DSC_0002 As summer comes to a close (temperatures, please drop, and asap.), the heat here in Dallas seems to persist.  Which of course, leaves me wanting light and healthy meals.

I've already mentioned before that chorizo and beans are somewhat of a staple in my pantry.  And with the desire to be frugal, I wanted to buy as little as possible and use what I have.

For the purposes of full disclosure, I will say that I've seen the flavor combinations below numerous times.  However, I, until recently, have never put them together.
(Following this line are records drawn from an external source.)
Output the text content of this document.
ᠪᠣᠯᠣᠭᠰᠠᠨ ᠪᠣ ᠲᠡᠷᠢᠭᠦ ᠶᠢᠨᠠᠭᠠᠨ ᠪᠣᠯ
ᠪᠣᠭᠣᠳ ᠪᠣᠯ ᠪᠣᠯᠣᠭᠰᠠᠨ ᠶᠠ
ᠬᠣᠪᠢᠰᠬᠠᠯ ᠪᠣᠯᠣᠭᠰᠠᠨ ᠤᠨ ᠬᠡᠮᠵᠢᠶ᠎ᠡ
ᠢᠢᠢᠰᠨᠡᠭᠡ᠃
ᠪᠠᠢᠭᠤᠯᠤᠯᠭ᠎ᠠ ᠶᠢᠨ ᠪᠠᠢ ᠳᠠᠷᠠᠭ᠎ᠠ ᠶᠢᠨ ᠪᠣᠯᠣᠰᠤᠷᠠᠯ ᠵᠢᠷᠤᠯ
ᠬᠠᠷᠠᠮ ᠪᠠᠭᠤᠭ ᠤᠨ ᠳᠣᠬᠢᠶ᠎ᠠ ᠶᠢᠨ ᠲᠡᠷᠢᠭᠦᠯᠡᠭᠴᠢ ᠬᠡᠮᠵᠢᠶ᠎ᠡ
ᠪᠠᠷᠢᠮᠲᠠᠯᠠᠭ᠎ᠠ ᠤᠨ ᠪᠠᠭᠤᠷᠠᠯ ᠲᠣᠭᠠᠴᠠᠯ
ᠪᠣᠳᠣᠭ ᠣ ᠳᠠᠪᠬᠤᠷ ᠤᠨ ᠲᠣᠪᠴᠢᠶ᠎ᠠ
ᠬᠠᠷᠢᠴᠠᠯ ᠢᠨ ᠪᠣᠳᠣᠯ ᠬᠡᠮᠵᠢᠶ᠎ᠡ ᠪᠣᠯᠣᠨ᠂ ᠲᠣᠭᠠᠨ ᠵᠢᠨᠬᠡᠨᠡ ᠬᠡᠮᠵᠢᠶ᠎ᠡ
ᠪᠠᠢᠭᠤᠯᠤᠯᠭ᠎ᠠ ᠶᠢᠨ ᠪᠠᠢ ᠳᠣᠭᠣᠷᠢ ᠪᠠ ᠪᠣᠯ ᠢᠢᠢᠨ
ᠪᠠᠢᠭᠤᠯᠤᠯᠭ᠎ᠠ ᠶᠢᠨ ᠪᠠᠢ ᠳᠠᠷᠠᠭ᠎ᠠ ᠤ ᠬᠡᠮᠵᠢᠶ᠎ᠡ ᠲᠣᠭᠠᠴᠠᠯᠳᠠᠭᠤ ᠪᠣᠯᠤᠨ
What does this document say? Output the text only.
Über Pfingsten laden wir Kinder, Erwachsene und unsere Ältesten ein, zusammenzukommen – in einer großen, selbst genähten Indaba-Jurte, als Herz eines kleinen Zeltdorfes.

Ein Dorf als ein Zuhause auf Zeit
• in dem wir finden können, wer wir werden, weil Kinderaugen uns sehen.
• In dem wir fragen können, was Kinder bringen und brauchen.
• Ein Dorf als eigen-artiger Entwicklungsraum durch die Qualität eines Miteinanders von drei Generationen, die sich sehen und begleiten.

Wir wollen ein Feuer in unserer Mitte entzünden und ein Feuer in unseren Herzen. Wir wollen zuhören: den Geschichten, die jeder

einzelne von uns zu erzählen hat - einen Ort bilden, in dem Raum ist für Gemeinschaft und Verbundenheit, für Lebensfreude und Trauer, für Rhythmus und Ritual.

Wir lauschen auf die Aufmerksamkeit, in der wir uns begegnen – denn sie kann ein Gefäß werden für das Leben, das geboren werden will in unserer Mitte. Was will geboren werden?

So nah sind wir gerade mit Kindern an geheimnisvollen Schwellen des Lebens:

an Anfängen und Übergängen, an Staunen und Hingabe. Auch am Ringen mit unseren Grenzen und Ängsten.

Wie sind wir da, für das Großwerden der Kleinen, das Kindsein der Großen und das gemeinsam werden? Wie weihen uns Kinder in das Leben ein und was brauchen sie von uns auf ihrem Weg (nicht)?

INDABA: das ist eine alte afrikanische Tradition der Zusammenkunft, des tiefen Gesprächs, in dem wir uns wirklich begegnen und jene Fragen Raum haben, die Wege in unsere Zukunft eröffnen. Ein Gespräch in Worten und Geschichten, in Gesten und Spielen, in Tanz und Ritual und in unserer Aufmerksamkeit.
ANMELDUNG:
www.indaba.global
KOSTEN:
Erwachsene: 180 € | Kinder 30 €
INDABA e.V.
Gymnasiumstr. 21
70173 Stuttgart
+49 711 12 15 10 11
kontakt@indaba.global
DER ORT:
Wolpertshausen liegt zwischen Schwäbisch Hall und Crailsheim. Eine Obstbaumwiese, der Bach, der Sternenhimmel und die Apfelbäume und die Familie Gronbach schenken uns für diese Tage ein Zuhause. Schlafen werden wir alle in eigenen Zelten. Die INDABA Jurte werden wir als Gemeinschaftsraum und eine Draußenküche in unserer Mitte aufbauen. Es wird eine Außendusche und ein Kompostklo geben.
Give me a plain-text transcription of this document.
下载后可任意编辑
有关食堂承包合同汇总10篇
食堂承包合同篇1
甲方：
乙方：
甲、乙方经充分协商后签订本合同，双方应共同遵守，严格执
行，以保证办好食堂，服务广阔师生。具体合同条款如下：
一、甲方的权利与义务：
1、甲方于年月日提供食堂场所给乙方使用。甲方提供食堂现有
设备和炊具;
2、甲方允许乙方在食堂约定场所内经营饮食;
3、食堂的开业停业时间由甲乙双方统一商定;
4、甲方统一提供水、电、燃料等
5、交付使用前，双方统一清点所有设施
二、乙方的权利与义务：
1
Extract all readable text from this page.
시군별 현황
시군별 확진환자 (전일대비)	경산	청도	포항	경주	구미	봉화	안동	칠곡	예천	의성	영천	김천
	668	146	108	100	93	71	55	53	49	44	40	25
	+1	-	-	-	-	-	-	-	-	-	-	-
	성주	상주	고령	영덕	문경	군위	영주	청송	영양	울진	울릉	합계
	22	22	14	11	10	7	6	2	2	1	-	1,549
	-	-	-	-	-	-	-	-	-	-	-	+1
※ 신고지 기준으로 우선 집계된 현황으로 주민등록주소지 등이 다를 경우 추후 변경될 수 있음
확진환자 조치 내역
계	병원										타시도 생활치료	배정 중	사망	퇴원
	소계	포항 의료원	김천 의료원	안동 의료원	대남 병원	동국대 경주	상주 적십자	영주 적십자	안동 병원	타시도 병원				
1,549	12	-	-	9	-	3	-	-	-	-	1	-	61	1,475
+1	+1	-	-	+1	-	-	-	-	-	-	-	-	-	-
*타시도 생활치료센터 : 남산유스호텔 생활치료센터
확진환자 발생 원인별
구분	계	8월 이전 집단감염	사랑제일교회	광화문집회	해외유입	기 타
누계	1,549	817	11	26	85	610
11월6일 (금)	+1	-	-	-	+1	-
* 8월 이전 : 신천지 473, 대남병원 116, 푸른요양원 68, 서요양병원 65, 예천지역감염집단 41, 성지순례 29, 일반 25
In twenty minutes, a great summery dish was on the table.

I first cooked the chorizo, adding bits of diced shallot and garlic.  Once I felt that the chorizo was almost finished I added diced shiitake mushrooms.  I let those cook a bit more, seasoning with salt and pepper and then added the can of beans.  (I drained and rinsed them first.)  I then readjusted my seasonings and added a generous cup of crisp, white wine.

While that was reducing down, I roasted some cherry tomatoes in the oven.  In a foil pouch, I threw in some butter, white wine, shallots and garlic, and let them roast.

I cooked the trout in a pan, crispy skin side down.  I laid the fish atop of the ragout of beans and mushrooms, topping it with my roasted cherry tomatoes and finished the dish with chopped romaine tossed in a light vinaigrette.

Easy Peasy.  And Delicious.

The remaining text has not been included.